User surveillance is a next business generation

User surveillance is a next business generation

Human behavior is highly predictable. We talk and act in the same manners, read the same kind of books or news, make same styles of friends, shop in the same malls, and commute and travel in the same pattern.

In a big picture, a shop serves more or less same kind of customers, a newspaper attracts more or less the same styles of audience, etc. In addition, modern technologies provide a rich comprehensive data that reveals information before experienced experts can tell. For example, information from smart watches can tell a person being going to get sick before the best doctors can diagnose. Human behaviors, in fact, can be easily predicted.

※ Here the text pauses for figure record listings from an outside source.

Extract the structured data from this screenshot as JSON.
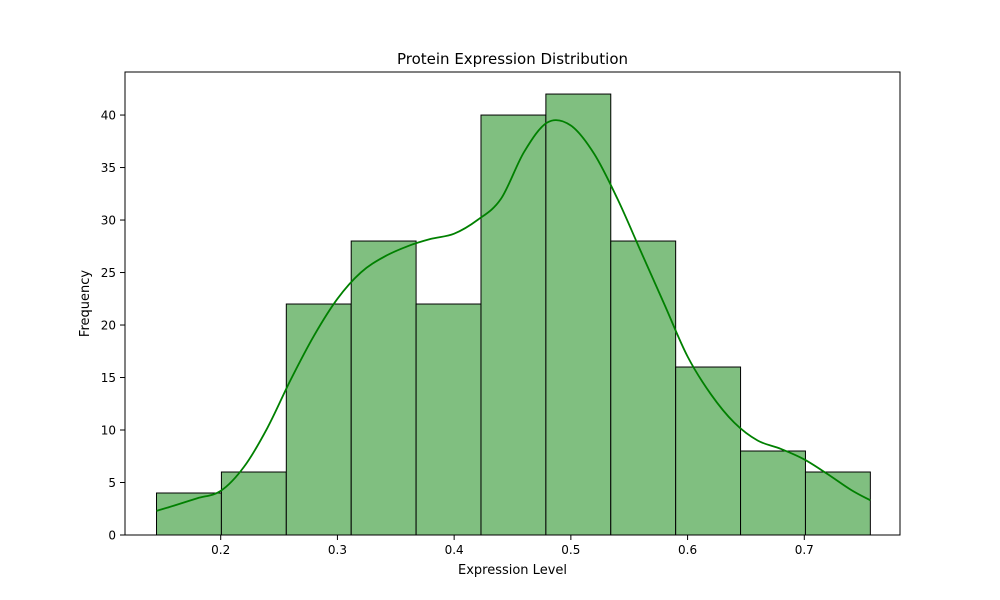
{
  "chart_data": {
    "type": "bar",
    "subtype": "histogram",
    "title": "Protein Expression Distribution",
    "xlabel": "Expression Level",
    "ylabel": "Frequency",
    "xlim": [
      0.118,
      0.782
    ],
    "ylim": [
      0,
      44.1
    ],
    "xticks": [
      "0.2",
      "0.3",
      "0.4",
      "0.5",
      "0.6",
      "0.7"
    ],
    "yticks": [
      "0",
      "5",
      "10",
      "15",
      "20",
      "25",
      "30",
      "35",
      "40"
    ],
    "bin_edges": [
      0.145,
      0.2006,
      0.2562,
      0.3118,
      0.3674,
      0.423,
      0.4786,
      0.5342,
      0.5898,
      0.6454,
      0.701,
      0.7566
    ],
    "counts": [
      4,
      6,
      22,
      28,
      22,
      40,
      42,
      28,
      16,
      8,
      6
    ],
    "kde": {
      "x": [
        0.145,
        0.16,
        0.18,
        0.2,
        0.22,
        0.24,
        0.26,
        0.28,
        0.3,
        0.32,
        0.34,
        0.36,
        0.38,
        0.4,
        0.42,
        0.44,
        0.46,
        0.48,
        0.5,
        0.52,
        0.54,
        0.56,
        0.58,
        0.6,
        0.62,
        0.64,
        0.66,
        0.68,
        0.7,
        0.72,
        0.74,
        0.7566
      ],
      "y": [
        2.3,
        2.8,
        3.5,
        4.2,
        6.5,
        10.2,
        14.8,
        19.0,
        22.5,
        25.0,
        26.5,
        27.5,
        28.2,
        28.7,
        30.0,
        32.0,
        36.5,
        39.3,
        39.0,
        36.3,
        32.0,
        27.0,
        22.0,
        17.0,
        13.4,
        10.7,
        9.0,
        8.2,
        7.2,
        5.8,
        4.3,
        3.3
      ]
    },
    "bar_color": "#80bf80",
    "bar_edge_color": "#000000",
    "kde_color": "#008000",
    "grid": false,
    "legend": false
  }
}
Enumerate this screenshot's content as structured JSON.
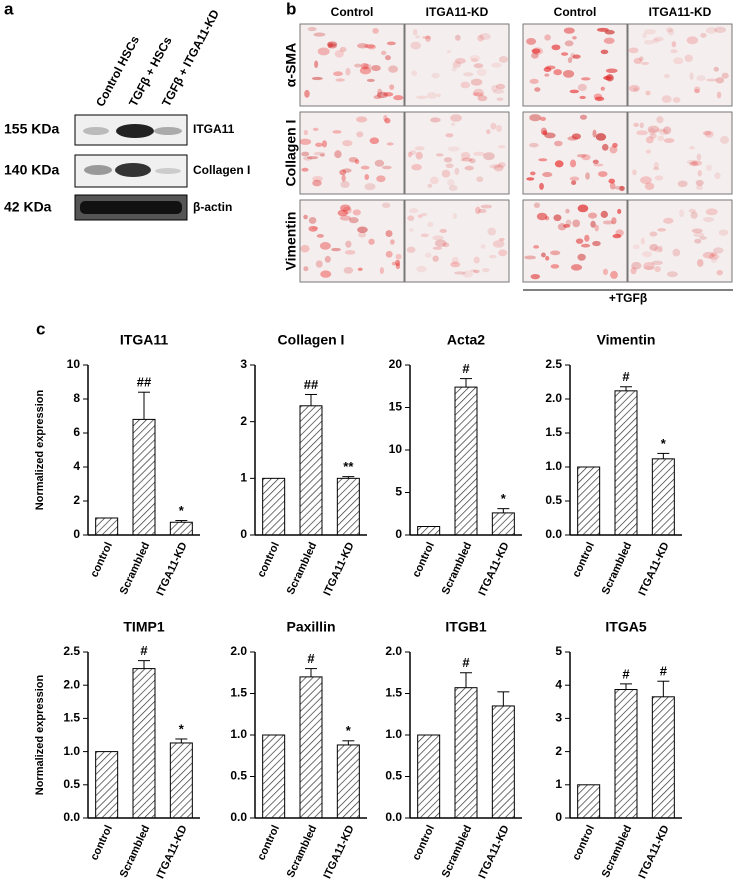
{
  "panel_a": {
    "label": "a",
    "lanes": [
      "Control HSCs",
      "TGFβ + HSCs",
      "TGFβ + ITGA11-KD"
    ],
    "rows": [
      {
        "size": "155 KDa",
        "protein": "ITGA11"
      },
      {
        "size": "140 KDa",
        "protein": "Collagen I"
      },
      {
        "size": "42 KDa",
        "protein": "β-actin"
      }
    ]
  },
  "panel_b": {
    "label": "b",
    "columns": [
      "Control",
      "ITGA11-KD",
      "Control",
      "ITGA11-KD"
    ],
    "rows": [
      "α-SMA",
      "Collagen I",
      "Vimentin"
    ],
    "treatment": "+TGFβ"
  },
  "panel_c": {
    "label": "c"
  },
  "chart_data": [
    {
      "type": "bar",
      "title": "ITGA11",
      "ylabel": "Normalized expression",
      "categories": [
        "control",
        "Scrambled",
        "ITGA11-KD"
      ],
      "values": [
        1,
        6.8,
        0.75
      ],
      "errors": [
        0,
        1.6,
        0.1
      ],
      "annotations": [
        null,
        "##",
        "*"
      ],
      "color": "#333333",
      "ylim": [
        0,
        10
      ],
      "yticks": [
        0,
        2,
        4,
        6,
        8,
        10
      ]
    },
    {
      "type": "bar",
      "title": "Collagen I",
      "categories": [
        "control",
        "Scrambled",
        "ITGA11-KD"
      ],
      "values": [
        1,
        2.28,
        1.0
      ],
      "errors": [
        0,
        0.2,
        0.03
      ],
      "annotations": [
        null,
        "##",
        "**"
      ],
      "color": "#333333",
      "ylim": [
        0,
        3
      ],
      "yticks": [
        0,
        1,
        2,
        3
      ]
    },
    {
      "type": "bar",
      "title": "Acta2",
      "categories": [
        "control",
        "Scrambled",
        "ITGA11-KD"
      ],
      "values": [
        1,
        17.4,
        2.6
      ],
      "errors": [
        0,
        1.0,
        0.5
      ],
      "annotations": [
        null,
        "#",
        "*"
      ],
      "color": "#333333",
      "ylim": [
        0,
        20
      ],
      "yticks": [
        0,
        5,
        10,
        15,
        20
      ]
    },
    {
      "type": "bar",
      "title": "Vimentin",
      "categories": [
        "control",
        "Scrambled",
        "ITGA11-KD"
      ],
      "values": [
        1,
        2.12,
        1.12
      ],
      "errors": [
        0,
        0.06,
        0.08
      ],
      "annotations": [
        null,
        "#",
        "*"
      ],
      "color": "#333333",
      "ylim": [
        0,
        2.5
      ],
      "yticks": [
        {
          "value": 0,
          "label": "0.0"
        },
        0.5,
        {
          "value": 1,
          "label": "1.0"
        },
        1.5,
        {
          "value": 2,
          "label": "2.0"
        },
        2.5
      ]
    },
    {
      "type": "bar",
      "title": "TIMP1",
      "ylabel": "Normalized expression",
      "categories": [
        "control",
        "Scrambled",
        "ITGA11-KD"
      ],
      "values": [
        1,
        2.25,
        1.13
      ],
      "errors": [
        0,
        0.12,
        0.06
      ],
      "annotations": [
        null,
        "#",
        "*"
      ],
      "color": "#333333",
      "ylim": [
        0,
        2.5
      ],
      "yticks": [
        {
          "value": 0,
          "label": "0.0"
        },
        0.5,
        {
          "value": 1,
          "label": "1.0"
        },
        1.5,
        {
          "value": 2,
          "label": "2.0"
        },
        2.5
      ]
    },
    {
      "type": "bar",
      "title": "Paxillin",
      "categories": [
        "control",
        "Scrambled",
        "ITGA11-KD"
      ],
      "values": [
        1,
        1.7,
        0.88
      ],
      "errors": [
        0,
        0.1,
        0.05
      ],
      "annotations": [
        null,
        "#",
        "*"
      ],
      "color": "#333333",
      "ylim": [
        0,
        2
      ],
      "yticks": [
        {
          "value": 0,
          "label": "0.0"
        },
        0.5,
        {
          "value": 1,
          "label": "1.0"
        },
        1.5,
        {
          "value": 2,
          "label": "2.0"
        }
      ]
    },
    {
      "type": "bar",
      "title": "ITGB1",
      "categories": [
        "control",
        "Scrambled",
        "ITGA11-KD"
      ],
      "values": [
        1,
        1.57,
        1.35
      ],
      "errors": [
        0,
        0.18,
        0.17
      ],
      "annotations": [
        null,
        "#",
        null
      ],
      "color": "#333333",
      "ylim": [
        0,
        2
      ],
      "yticks": [
        {
          "value": 0,
          "label": "0.0"
        },
        0.5,
        {
          "value": 1,
          "label": "1.0"
        },
        1.5,
        {
          "value": 2,
          "label": "2.0"
        }
      ]
    },
    {
      "type": "bar",
      "title": "ITGA5",
      "categories": [
        "control",
        "Scrambled",
        "ITGA11-KD"
      ],
      "values": [
        1,
        3.87,
        3.65
      ],
      "errors": [
        0,
        0.17,
        0.47
      ],
      "annotations": [
        null,
        "#",
        "#"
      ],
      "color": "#333333",
      "ylim": [
        0,
        5
      ],
      "yticks": [
        0,
        1,
        2,
        3,
        4,
        5
      ]
    }
  ]
}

Many companies have advanced in applying AI systems to predict users behavior to their business. Google uses many methods to predict users’ next move to serve the best advertisers. They can learn from users’ email a booking flight to suggest other services (e.g., renting cars, or accommodations). They would also know if users are businessmen with large sum budgets or students with limited spending to recommend appropriate solutions. Amazon, another example, pushes the systems into its edges by introducing pre-ship system where they ship the good close to customers’ doors before they place orders.

They learn from users’ data to predict what would be the next buying and process the “virtual” order before customers click the purchasing button. Recently, Google has the permission to use medical data of 1.6 million patients in the UK for their deep mind analysis. We will never know what would they learn or predict from the data. They may be able to predict when and what would be the main cause of the death of a patient.

Although it is evil to track and watch customers or to apply AI methods to predict users’ behaviors, the benefit of the knowledge is overwhelmed to be turned down. Companies equipped with users’ knowledge learned from big collected data have too many advantages in competing. They would know customers’ need to provide the appropriate services that users or customers will not find elsewhere. They can organize marketing campaigns targeting customers individually or set up traps to lure customers from other competitors. In another, they have one steps in advance in comparing to competitors.

Let’s take a look at one scenery. A mobile providers will be able to collect user’s information including handholds, purchasing behaviours (e.g., what range of phones they bought), budgets, storages, etc. Having the data from history and a model learning from big collected data, they will be easily to predict when a customer would need a new handset or new deals.

For example, they can learn from the database the number of time a customer empties the handset’s storages seeking for a new handset. They also would know the number of time users overuses the current data plan before moving to a new deal.

Having the knowledge will help the carriers to customize a deal to that a particular customer just before he/she knows that he/she seeks for a handset or new deals. In the other words, the provider knows in advance when and what services a customer will need in short coming future. Obviously, it gives the providers a chance to approach and provide the best-personalized services to customers.

They can bring the services to customers before customers would know they may need that. This business model beats completely conventional models out where providers can only propose services or offer to users when users need. In future users or customers may never be in the status of seeking for services or offer.

User surveillance is a next business generation. It is no longer a question of morality as it is the only chance for business to survive in competitive markets. The only question companies or organizations ask now: how to adopt that evil for their business.